Vi em seu semblante um sorriso enigmático. Não sabia se era felicidade de me encontrar ou alegria de poder botar para fora toda a raiva que sente de seus desiguais. Continuamos a conversar enquanto bebíamos cerveja e degustávamos aquele manjar simples e de fazer lamber os beiços.
- Meu querido. Sinto pena das pessoas que não se acham bonitas.
Eu, particularmente, me acho linda. Tenho que me valorizar. O que achas?
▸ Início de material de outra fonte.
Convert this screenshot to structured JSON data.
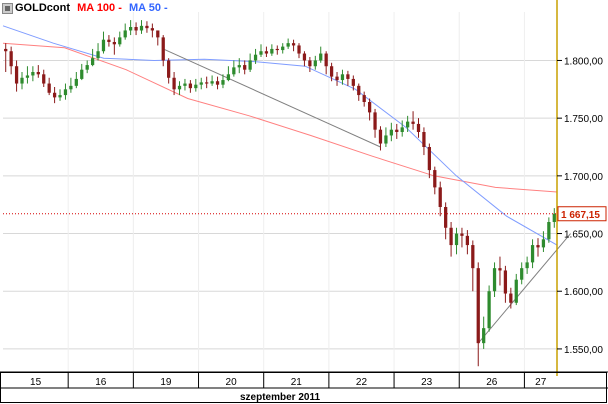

- Tenho duas colocações sobre o assunto. Primeiro, foi o tratamento com que me premiastes. Adorei o “querido”. Segundo, é sobre a beleza e a feiúra. Costumo acompanhar o ditado popular: se eu não me achar bonito, quem irá me achar? Eu me considero bonito e sempre vou gostar de mim.
E arrisquei:
- Posso também te tratar de querida?
Deixando o papo meloso, vamos ao assunto principal, extermínio.
- As pessoas mentirosas e fofoqueiras poderiam sumir ou morar na Cochinchina. Não tenho nenhum prazer em encontrá-las. Se estou com elas, finjo. Tem uma que, quando lhe contei os meus pensamentos, escreveu uma crônica e colocou ao conhecimento público.
- Querida, me perdoa – retruquei com sinceridade.
E acrescentei:
- Mil perdões. Espero que não me extermines.
Ela sorriu, me deu um beijo na boca e proferiu:
- Meu bem, eu te quero sempre junto, pois sabes me escutar, és alegre e poderei ser feliz contigo.